Song’s criticism of Moon is fundamentally a sign showing the military feels ill at ease with Moon’s emphasis on appeasement toward the North despite its escalating provocations. Moon is widely known as an advocate of the Sunshine Policy, which pursues dialogue and engagement with the North.
The presidential office’s warning does not seem right.
The term, “decapitate,” may be direct, but the view that even the military must avoid offending the North regime would gain little sympathy from the people.
Cheong Wa Dae’s stern warning to Song alone also gives an impression that the presidential office regards inter-Korean dialogue as more important than military strategy.
Song apologized for his remark about Moon, but the defense minister’s authority has been damaged and whether dissent within the security team has been resolved is questionable.
On his visit to Washington in June, Moon made controversial remarks and received a warning from Cheong Wa Dae.

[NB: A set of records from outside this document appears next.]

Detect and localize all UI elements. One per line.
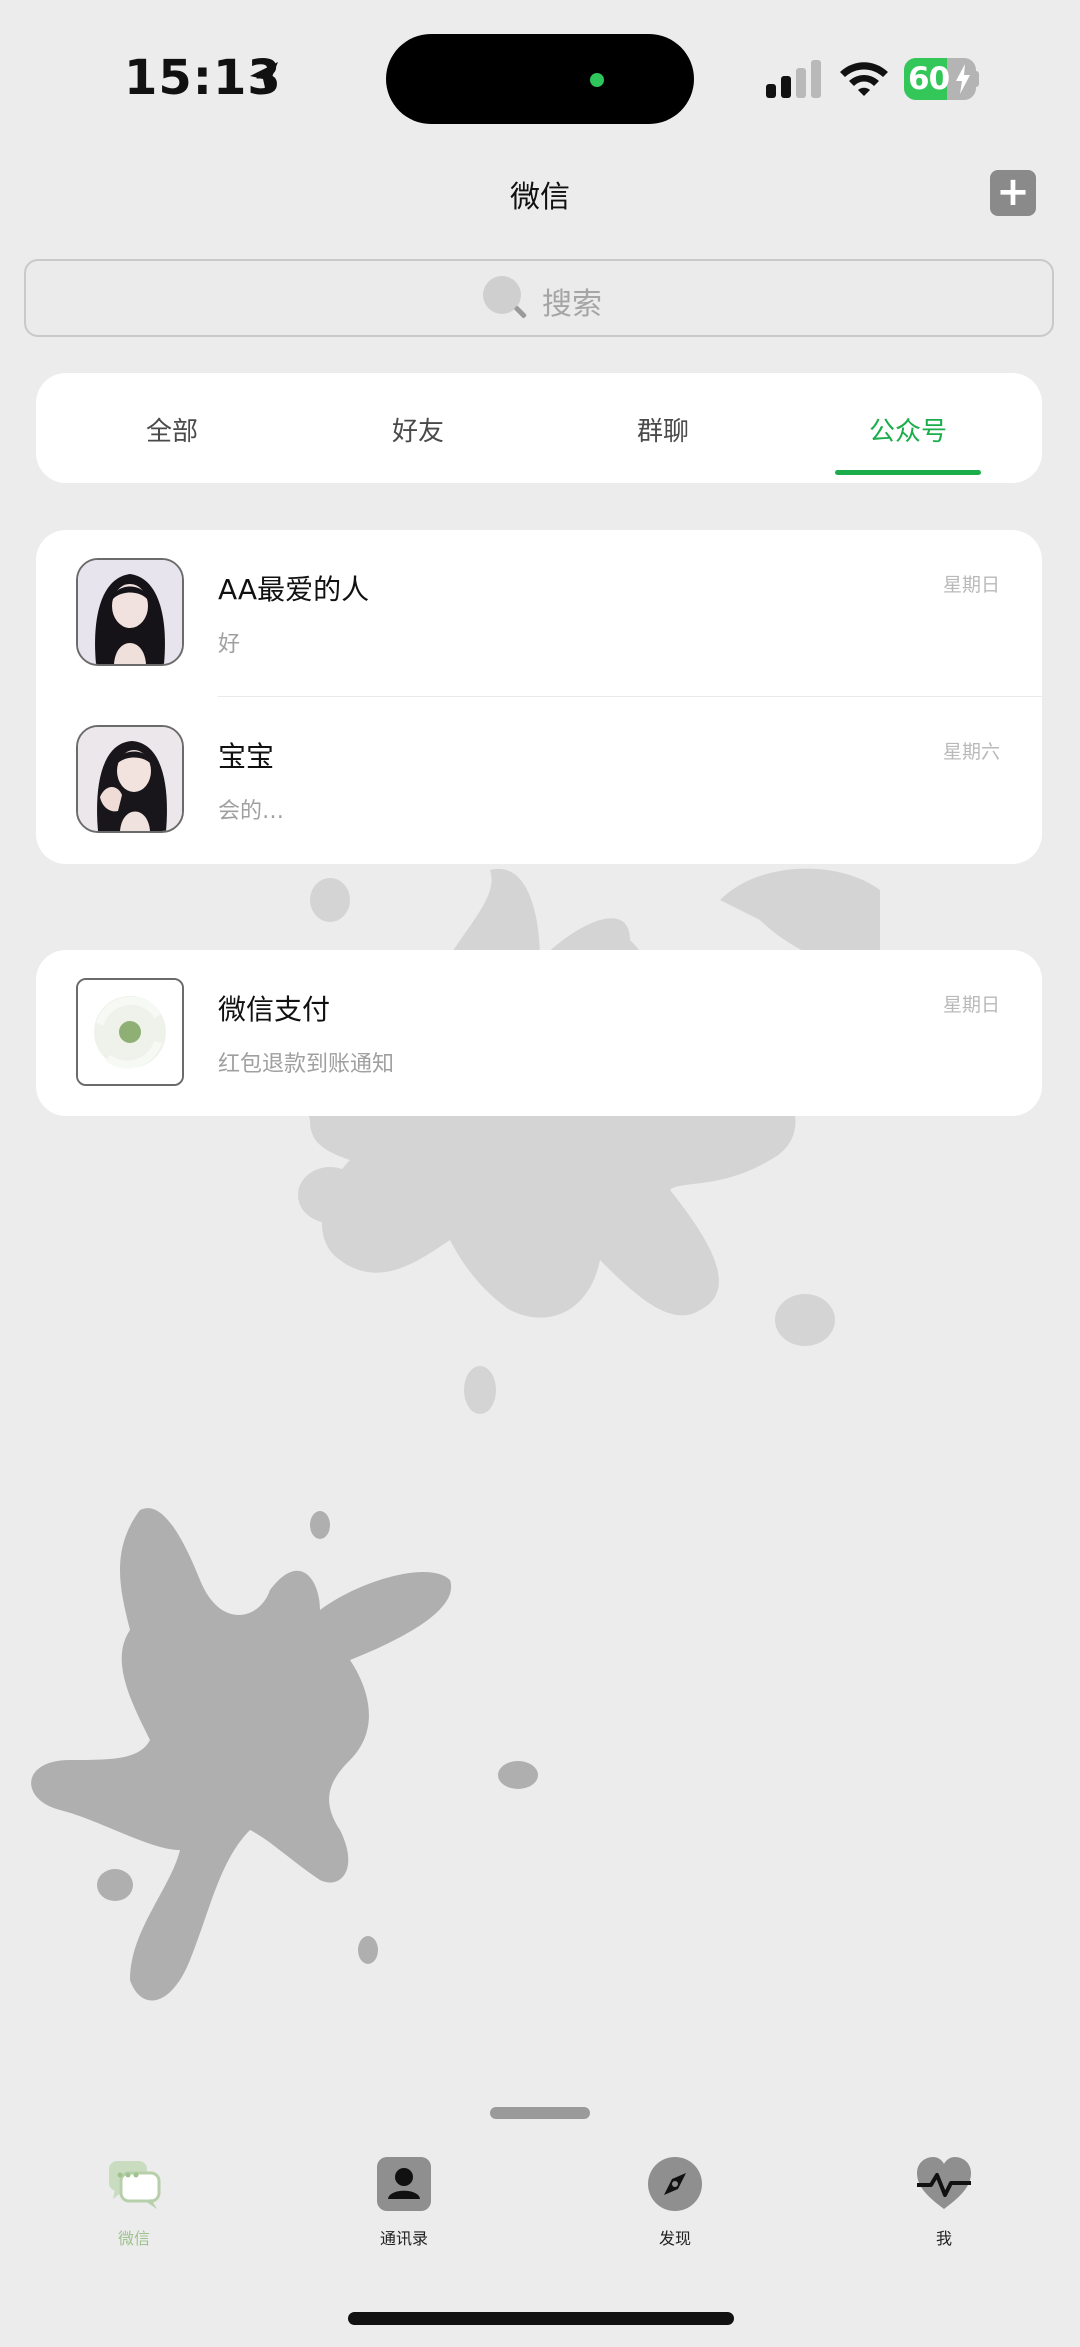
avatar xyxy=(76,558,184,666)
tab-official-accounts[interactable]: 公众号 xyxy=(869,411,947,448)
chat-row-wechat-pay[interactable]: 微信支付 红包退款到账通知 星期日 xyxy=(36,950,1042,1116)
home-indicator[interactable] xyxy=(348,2312,734,2325)
chat-preview: 红包退款到账通知 xyxy=(218,1052,395,1077)
wifi-icon xyxy=(840,62,888,96)
chat-time: 星期六 xyxy=(942,741,1000,763)
chat-name: AA最爱的人 xyxy=(218,573,370,606)
chat-name: 微信支付 xyxy=(218,993,331,1026)
chat-row[interactable]: 宝宝 会的… 星期六 xyxy=(36,697,1042,863)
chat-preview: 会的… xyxy=(218,799,285,824)
nav-chats[interactable]: 微信 xyxy=(74,2155,194,2249)
chat-list: AA最爱的人 好 星期日 宝宝 会的… 星期六 xyxy=(36,530,1042,864)
add-button[interactable]: + xyxy=(990,170,1036,216)
nav-label: 通讯录 xyxy=(379,2229,428,2248)
chat-row[interactable]: AA最爱的人 好 星期日 xyxy=(36,530,1042,697)
chat-bubbles-icon xyxy=(109,2161,161,2209)
battery-body: 60 xyxy=(904,58,976,100)
chat-name: 宝宝 xyxy=(218,740,275,773)
tab-groups[interactable]: 群聊 xyxy=(637,411,689,448)
cellular-signal-icon xyxy=(766,60,821,98)
battery-percent: 60 xyxy=(908,61,950,97)
nav-me[interactable]: 我 xyxy=(884,2155,1004,2249)
wechat-screen: 15:13 60 微信 + 搜索 全部 好友 群聊 公众号 AA最爱的人 好 星… xyxy=(0,0,1080,2347)
tab-friends[interactable]: 好友 xyxy=(392,411,444,448)
active-tab-underline xyxy=(835,470,981,475)
nav-contacts[interactable]: 通讯录 xyxy=(344,2155,464,2249)
location-arrow-icon xyxy=(250,62,278,92)
avatar xyxy=(76,725,184,833)
compass-icon xyxy=(648,2157,702,2211)
nav-label: 发现 xyxy=(658,2229,691,2248)
chat-preview: 好 xyxy=(218,632,241,657)
battery-cap xyxy=(974,71,979,87)
drag-handle[interactable] xyxy=(490,2107,590,2119)
splash-decoration-top xyxy=(298,868,880,1414)
nav-label: 我 xyxy=(935,2229,952,2248)
charging-bolt-icon xyxy=(956,64,970,94)
page-title: 微信 xyxy=(510,180,570,215)
search-input[interactable]: 搜索 xyxy=(24,259,1054,337)
service-account-list: 微信支付 红包退款到账通知 星期日 xyxy=(36,950,1042,1116)
tab-all[interactable]: 全部 xyxy=(146,411,198,448)
dynamic-island xyxy=(386,34,694,124)
plus-icon: + xyxy=(996,169,1030,215)
filter-tabs: 全部 好友 群聊 公众号 xyxy=(36,373,1042,483)
chat-time: 星期日 xyxy=(942,574,1000,596)
splash-decoration-bottom xyxy=(31,1508,538,2001)
chat-time: 星期日 xyxy=(942,994,1000,1016)
nav-label: 微信 xyxy=(117,2229,150,2248)
heart-pulse-icon xyxy=(917,2157,971,2209)
battery-icon: 60 xyxy=(904,58,976,100)
nav-discover[interactable]: 发现 xyxy=(615,2155,735,2249)
camera-indicator-dot xyxy=(590,73,604,87)
wechat-pay-icon xyxy=(76,978,184,1086)
search-placeholder: 搜索 xyxy=(542,287,602,322)
search-icon xyxy=(483,276,527,318)
contacts-icon xyxy=(377,2157,431,2211)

He said the US-Korea joint military exercises could be scaled down if the North suspends its nuclear and missile tests.
He excused himself, saying he made the remarks as a professor, but his remarks attracted attention because he was presidential special adviser, though he insisted he had spoken as a scholar.
If he wants to express his opinions freely, it is right to do so after resigning from the role of special adviser.

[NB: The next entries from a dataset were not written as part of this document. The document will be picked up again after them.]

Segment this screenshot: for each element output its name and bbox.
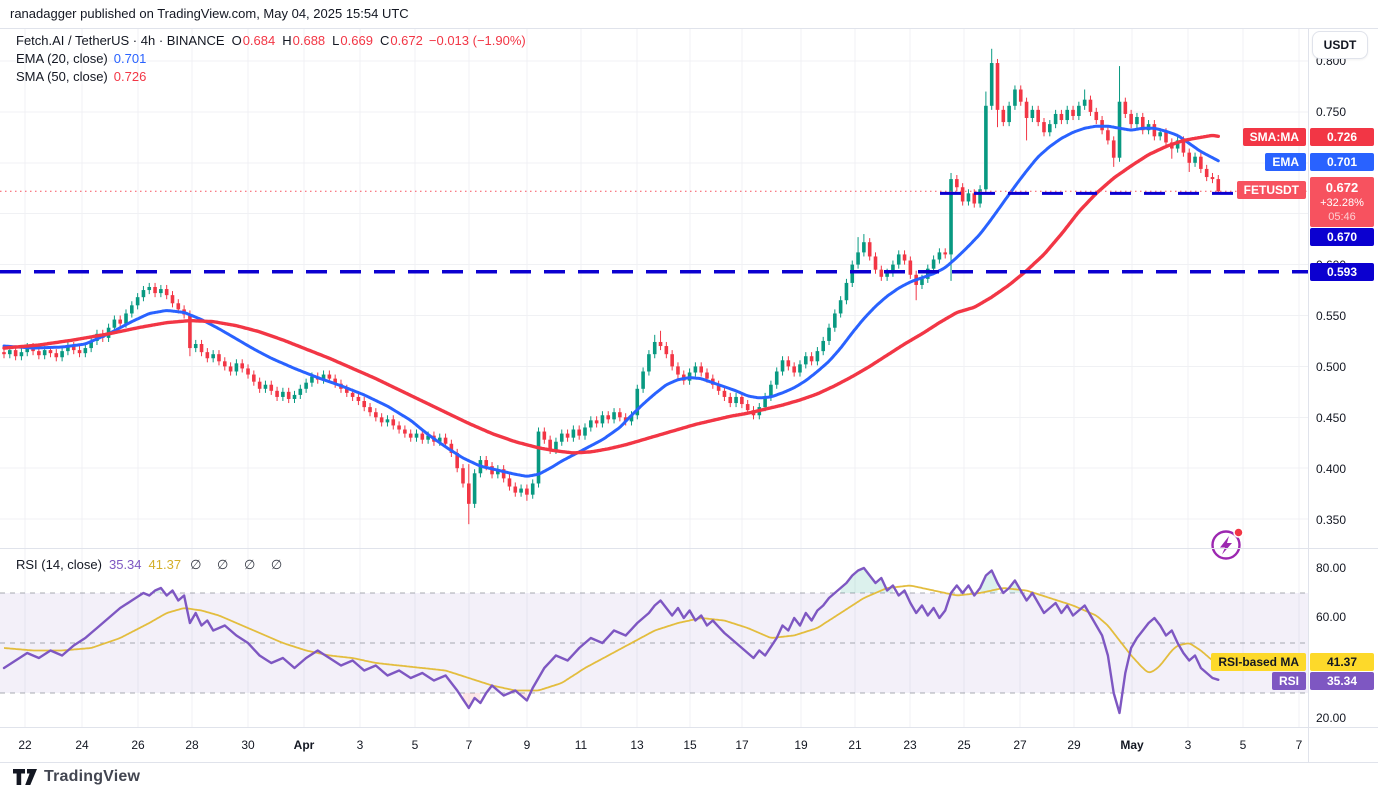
symbol-title[interactable]: Fetch.AI / TetherUS · 4h · BINANCE — [16, 33, 225, 48]
chart-canvas[interactable] — [0, 0, 1378, 796]
candles — [2, 49, 1220, 524]
rsi-scale-label: 80.00 — [1316, 561, 1346, 575]
time-axis-label[interactable]: 29 — [1067, 738, 1080, 752]
rsi-name-tag[interactable]: RSI — [1272, 672, 1306, 690]
symbol-legend-row[interactable]: Fetch.AI / TetherUS · 4h · BINANCE O0.684… — [16, 32, 526, 49]
high-value: 0.688 — [293, 33, 326, 48]
open-label: O — [232, 33, 242, 48]
price-scale-label: 0.400 — [1316, 462, 1346, 476]
symbol-price-change: +32.28% — [1310, 196, 1374, 210]
time-axis-label[interactable]: 27 — [1013, 738, 1026, 752]
ema-label[interactable]: EMA (20, close) — [16, 51, 108, 66]
close-value: 0.672 — [390, 33, 423, 48]
currency-toggle-button[interactable]: USDT — [1312, 31, 1368, 59]
level-670-tag: 0.670 — [1310, 228, 1374, 246]
rsi-value-tag: 35.34 — [1310, 672, 1374, 690]
ema-name-tag[interactable]: EMA — [1265, 153, 1306, 171]
time-axis-label[interactable]: 11 — [575, 738, 587, 752]
footer-divider — [0, 762, 1378, 763]
sma-value: 0.726 — [114, 69, 147, 84]
header-divider — [0, 28, 1378, 29]
time-axis-label[interactable]: 9 — [524, 738, 531, 752]
time-axis-label[interactable]: 17 — [735, 738, 748, 752]
low-label: L — [332, 33, 339, 48]
time-axis-label[interactable]: 3 — [1185, 738, 1192, 752]
time-axis-label[interactable]: 21 — [848, 738, 861, 752]
time-axis-label[interactable]: 28 — [185, 738, 198, 752]
open-value: 0.684 — [243, 33, 276, 48]
sma-legend-row[interactable]: SMA (50, close) 0.726 — [16, 68, 526, 85]
time-axis-label[interactable]: 24 — [75, 738, 88, 752]
notification-dot — [1234, 528, 1243, 537]
symbol-price-tag: 0.672 +32.28% 05:46 — [1310, 177, 1374, 227]
tradingview-logo-icon — [12, 767, 38, 787]
time-axis-label[interactable]: Apr — [294, 738, 315, 752]
time-axis-divider — [0, 727, 1378, 728]
rsi-ma-value: 41.37 — [149, 557, 182, 572]
time-axis-label[interactable]: May — [1120, 738, 1143, 752]
low-value: 0.669 — [340, 33, 373, 48]
tradingview-chart-page: ranadagger published on TradingView.com,… — [0, 0, 1378, 796]
close-label: C — [380, 33, 389, 48]
time-axis-label[interactable]: 7 — [466, 738, 473, 752]
sma-price-tag: 0.726 — [1310, 128, 1374, 146]
ema-legend-row[interactable]: EMA (20, close) 0.701 — [16, 50, 526, 67]
rsi-ma-value-tag: 41.37 — [1310, 653, 1374, 671]
bar-countdown: 05:46 — [1310, 210, 1374, 224]
ema-value: 0.701 — [114, 51, 147, 66]
time-axis-label[interactable]: 26 — [131, 738, 144, 752]
sma-line — [4, 136, 1218, 453]
time-axis-label[interactable]: 5 — [1240, 738, 1247, 752]
price-scale-label: 0.500 — [1316, 360, 1346, 374]
time-axis-label[interactable]: 3 — [357, 738, 364, 752]
rsi-legend[interactable]: RSI (14, close) 35.34 41.37 ∅ ∅ ∅ ∅ — [16, 557, 288, 573]
rsi-value: 35.34 — [109, 557, 142, 572]
price-scale-label: 0.750 — [1316, 105, 1346, 119]
attribution-text: ranadagger published on TradingView.com,… — [10, 6, 409, 21]
rsi-scale-label: 60.00 — [1316, 610, 1346, 624]
rsi-scale-label: 20.00 — [1316, 711, 1346, 725]
high-label: H — [282, 33, 291, 48]
time-axis-label[interactable]: 23 — [903, 738, 916, 752]
sma-label[interactable]: SMA (50, close) — [16, 69, 108, 84]
symbol-name-tag[interactable]: FETUSDT — [1237, 181, 1306, 199]
price-scale-label: 0.550 — [1316, 309, 1346, 323]
time-axis-label[interactable]: 25 — [957, 738, 970, 752]
symbol-price-value: 0.672 — [1310, 180, 1374, 196]
rsi-ma-name-tag[interactable]: RSI-based MA — [1211, 653, 1306, 671]
ema-price-tag: 0.701 — [1310, 153, 1374, 171]
price-scale-divider — [1308, 28, 1309, 762]
level-593-tag: 0.593 — [1310, 263, 1374, 281]
time-axis-label[interactable]: 30 — [241, 738, 254, 752]
time-axis-label[interactable]: 19 — [794, 738, 807, 752]
pane-divider — [0, 548, 1378, 549]
sma-name-tag[interactable]: SMA:MA — [1243, 128, 1306, 146]
main-legend: Fetch.AI / TetherUS · 4h · BINANCE O0.684… — [16, 32, 526, 86]
rsi-empty-values: ∅ ∅ ∅ ∅ — [190, 557, 288, 572]
change-value: −0.013 (−1.90%) — [429, 33, 526, 48]
time-axis-label[interactable]: 15 — [683, 738, 696, 752]
time-axis-label[interactable]: 7 — [1296, 738, 1303, 752]
time-axis-label[interactable]: 22 — [18, 738, 31, 752]
rsi-label[interactable]: RSI (14, close) — [16, 557, 102, 572]
ema-line — [4, 126, 1218, 476]
brand-footer[interactable]: TradingView — [12, 767, 140, 787]
price-scale-label: 0.350 — [1316, 513, 1346, 527]
time-axis-label[interactable]: 5 — [412, 738, 419, 752]
time-axis-label[interactable]: 13 — [630, 738, 643, 752]
brand-name: TradingView — [44, 768, 140, 786]
price-scale-label: 0.450 — [1316, 411, 1346, 425]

Song also told lawmakers Tuesday he was told that humanitarian assistance to the North would be delayed for a long time, but the Ministry of Unification pointed out that his remark was misleading and emphasized the government position had not changed.
This reveals that the defense and unification ministries did not coordinate their policies sufficiently.
Song told lawmakers on Sept. 4 that he was willing to consider the redeployment of tactical nuclear weapons, but took back his words after Cheong Wa Dae cautioned him against diverging from the official position. This reflects a lack of policy reconciliation or the existence of miscommunication among top security officials.
North Korea is on the brink of completing its nuclear and missile program, and the US seeks to strengthen sanctions further. In his address to the UN General Assembly on Wednesday, US President Donald Trump vowed to “totally destroy” North Korea if it was forced to defend itself and its allies.
“It is time for all nations to work together to isolate the North Korean regime until it ceases its hostile behavior,” Trump added.
It is doubtful that the government’s security team is decisive and united enough in pressuring the North.
Discord within the team is nothing to sneeze at. It must speak with one assertive voice.